At least in the case of Mexican immigration into the United States, the flow seems to be going the other way; because Mexicans are actually about three percent HAPPIER than citizens of the United States. The statistical correlation between consumption (ecological footprint) and happiness, coupled with our anomalously high consumption, may explain this. We appear to be much happier, because our per capita consumption is between three and four times theirs. Also, like us, they don’t realize that our consumption is unsustainable (we are in what physicists call a condition of unstable equilibrium, the equivalent of balancing on a pin and very likely to fall), so they assume they are coming to a better life.

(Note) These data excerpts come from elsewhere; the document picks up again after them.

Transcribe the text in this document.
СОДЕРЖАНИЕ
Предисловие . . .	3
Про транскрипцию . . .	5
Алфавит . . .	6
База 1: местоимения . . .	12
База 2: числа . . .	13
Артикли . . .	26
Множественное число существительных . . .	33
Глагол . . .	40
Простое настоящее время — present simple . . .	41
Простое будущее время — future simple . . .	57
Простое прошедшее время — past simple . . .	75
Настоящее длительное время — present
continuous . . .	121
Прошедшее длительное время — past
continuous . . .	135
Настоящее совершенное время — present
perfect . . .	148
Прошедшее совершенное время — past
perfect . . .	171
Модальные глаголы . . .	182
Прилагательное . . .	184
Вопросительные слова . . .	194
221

The thing that will push us off our perch, and possibly drive immigration in the correct direction, is related to the fundamental economic law of supply and demand. Price, the value we place on a good or service, is proportional to the ratio of demand to supply. Our main supply of energy, which drives the entire economy, is literally drying up while demand continues to climb; leading to an inexorable increase in the price of everything. This worldwide phenomenon will be felt especially hard here since we are consuming so much more than our fair share due to the rampant waste we have built into our variant of capitalism. Those countries like Mexico which are already adapted to lower use of resources are the most likely to survive, and perhaps even thrive, at least until the development and adoption of alternative energy sources and production methods that are not environmentally destructive.